In Brief

Israeli elections: has Benjamin Netanyahu won?

Likud leader claims victory but he may have fallen short of majority

Benjamin Netanyahu has claimed victory in Israel's general election, after early results placed him ahead of main rival Benny Gantz.

With almost a quarter of votes counted, the prime minister’s right-wing Likud party had secured 28.73%, with Gantz's centrist Blue and White alliance trailing on 23.26%. The Joint List - a bloc of Arab parties - was in third place, with 12.36%.

Exit polls suggest Likud and its right-wing allies might fall just short of a majority in parliament but the Jerusalem Post says the “outright victory in the third election in under a year” is expected to enable Netanyahu to “quickly form a right-wing coalition”.

Haaretz described the result as “the triumph of ideology over ambiguity” after Netanyahu offered “clear positions” as Gantz has “waffled”.

“What joy we have tonight,” he told supporters in Tel Aviv. “It's a night of huge victory.”

The Likud leader also said that there would be more party Knesset members, as “we have significantly increased the Likud list”.

Meanwhile, Blue & White leader Gantz appeared to accept defeat, telling his own supporters: “I share with you the sense of pain and disappointment because this is not the result that will put Israel back on the right path.”
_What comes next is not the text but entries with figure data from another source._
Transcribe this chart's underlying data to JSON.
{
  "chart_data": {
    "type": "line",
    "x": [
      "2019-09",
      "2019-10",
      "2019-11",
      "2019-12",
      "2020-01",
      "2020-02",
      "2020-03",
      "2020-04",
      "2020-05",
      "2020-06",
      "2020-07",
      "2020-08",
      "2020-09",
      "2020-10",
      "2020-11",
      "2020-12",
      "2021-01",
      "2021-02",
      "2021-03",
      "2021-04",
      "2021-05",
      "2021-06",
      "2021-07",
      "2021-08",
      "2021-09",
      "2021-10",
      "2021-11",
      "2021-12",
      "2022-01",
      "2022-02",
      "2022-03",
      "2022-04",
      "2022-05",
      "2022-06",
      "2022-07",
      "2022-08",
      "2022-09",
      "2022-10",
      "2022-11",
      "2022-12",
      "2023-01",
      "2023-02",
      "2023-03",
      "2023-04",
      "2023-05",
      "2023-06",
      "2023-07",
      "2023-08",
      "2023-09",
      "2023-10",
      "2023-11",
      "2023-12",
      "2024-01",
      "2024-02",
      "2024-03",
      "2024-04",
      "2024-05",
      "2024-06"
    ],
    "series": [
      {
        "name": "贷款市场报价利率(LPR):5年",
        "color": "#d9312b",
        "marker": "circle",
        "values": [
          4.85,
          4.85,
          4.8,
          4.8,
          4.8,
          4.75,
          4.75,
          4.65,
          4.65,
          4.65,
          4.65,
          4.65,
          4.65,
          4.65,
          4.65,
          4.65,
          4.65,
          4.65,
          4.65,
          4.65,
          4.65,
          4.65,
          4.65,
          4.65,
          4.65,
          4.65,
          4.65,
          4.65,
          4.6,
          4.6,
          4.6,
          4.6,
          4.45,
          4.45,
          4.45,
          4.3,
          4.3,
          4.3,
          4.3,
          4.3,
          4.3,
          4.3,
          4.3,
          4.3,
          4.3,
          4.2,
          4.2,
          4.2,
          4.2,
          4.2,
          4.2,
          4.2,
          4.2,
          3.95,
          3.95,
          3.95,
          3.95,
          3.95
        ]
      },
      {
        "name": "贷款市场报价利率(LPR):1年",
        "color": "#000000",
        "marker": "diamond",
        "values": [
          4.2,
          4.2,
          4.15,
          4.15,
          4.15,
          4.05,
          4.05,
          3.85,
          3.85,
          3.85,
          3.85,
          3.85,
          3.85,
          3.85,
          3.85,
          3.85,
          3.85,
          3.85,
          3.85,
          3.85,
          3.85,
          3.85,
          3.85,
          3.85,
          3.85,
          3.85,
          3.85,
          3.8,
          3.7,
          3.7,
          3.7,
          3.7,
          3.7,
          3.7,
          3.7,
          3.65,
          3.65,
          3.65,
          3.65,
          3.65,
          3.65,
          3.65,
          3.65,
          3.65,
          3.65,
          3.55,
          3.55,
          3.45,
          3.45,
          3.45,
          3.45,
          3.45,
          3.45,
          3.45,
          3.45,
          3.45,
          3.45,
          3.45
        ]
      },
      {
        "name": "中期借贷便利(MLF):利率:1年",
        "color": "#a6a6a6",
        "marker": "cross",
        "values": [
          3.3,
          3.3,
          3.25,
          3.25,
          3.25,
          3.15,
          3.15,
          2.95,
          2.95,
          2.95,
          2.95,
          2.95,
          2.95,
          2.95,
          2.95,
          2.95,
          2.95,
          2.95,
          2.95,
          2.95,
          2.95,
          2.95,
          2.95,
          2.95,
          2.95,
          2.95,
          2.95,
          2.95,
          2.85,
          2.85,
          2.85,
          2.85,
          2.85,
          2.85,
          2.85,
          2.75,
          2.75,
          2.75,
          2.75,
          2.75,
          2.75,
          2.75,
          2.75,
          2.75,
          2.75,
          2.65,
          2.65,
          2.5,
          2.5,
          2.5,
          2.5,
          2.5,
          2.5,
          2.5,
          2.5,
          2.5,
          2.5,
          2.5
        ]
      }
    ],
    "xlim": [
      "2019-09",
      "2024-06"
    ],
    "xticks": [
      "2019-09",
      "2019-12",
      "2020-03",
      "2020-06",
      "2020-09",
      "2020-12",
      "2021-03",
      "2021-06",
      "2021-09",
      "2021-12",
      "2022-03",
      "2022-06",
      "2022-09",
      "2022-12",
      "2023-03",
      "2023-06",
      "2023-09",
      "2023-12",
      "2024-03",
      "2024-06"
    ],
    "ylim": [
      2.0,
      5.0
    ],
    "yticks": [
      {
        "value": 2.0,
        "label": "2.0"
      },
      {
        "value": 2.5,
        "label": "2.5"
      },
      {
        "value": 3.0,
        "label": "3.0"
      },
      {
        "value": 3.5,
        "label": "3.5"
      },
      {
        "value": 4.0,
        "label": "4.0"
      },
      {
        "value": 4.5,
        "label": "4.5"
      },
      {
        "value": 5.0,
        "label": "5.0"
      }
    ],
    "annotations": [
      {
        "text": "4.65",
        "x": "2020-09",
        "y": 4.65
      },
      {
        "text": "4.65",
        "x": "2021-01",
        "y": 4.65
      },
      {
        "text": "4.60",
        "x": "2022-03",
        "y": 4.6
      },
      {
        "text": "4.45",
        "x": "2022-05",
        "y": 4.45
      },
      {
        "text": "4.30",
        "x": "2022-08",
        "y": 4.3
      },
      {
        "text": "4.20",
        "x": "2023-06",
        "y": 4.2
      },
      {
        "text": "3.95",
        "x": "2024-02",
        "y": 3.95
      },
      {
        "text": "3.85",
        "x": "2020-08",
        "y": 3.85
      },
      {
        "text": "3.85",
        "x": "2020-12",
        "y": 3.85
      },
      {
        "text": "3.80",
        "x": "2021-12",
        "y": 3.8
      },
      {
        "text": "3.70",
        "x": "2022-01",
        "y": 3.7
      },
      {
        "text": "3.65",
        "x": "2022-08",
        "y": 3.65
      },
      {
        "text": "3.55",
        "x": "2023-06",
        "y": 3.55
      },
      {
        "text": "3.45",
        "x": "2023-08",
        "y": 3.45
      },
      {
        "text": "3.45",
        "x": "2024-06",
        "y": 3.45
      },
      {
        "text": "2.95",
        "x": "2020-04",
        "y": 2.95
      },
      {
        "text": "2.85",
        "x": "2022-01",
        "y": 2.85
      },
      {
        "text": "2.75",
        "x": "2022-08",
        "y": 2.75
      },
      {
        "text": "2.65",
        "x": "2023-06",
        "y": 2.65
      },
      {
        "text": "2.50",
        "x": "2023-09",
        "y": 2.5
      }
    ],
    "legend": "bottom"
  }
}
The election was Israel's third in less than a year, after neither of the two main party leaders were able to claim a majority in the 120-seat parliament in the previous two polls.

Despite fears of growing voter apathy in the face of so much polling, CNN says the turnout was at a 20-year high.

Netanyahu, Israel's longest-serving leader, is hoping for a record fifth term, having been in office from 1996 to 1999 and again from 2009.

The weeks ahead could prove a rollercoaster ride for the controversial politician: in a fortnight he is due in court to face corruption charges, which he denies.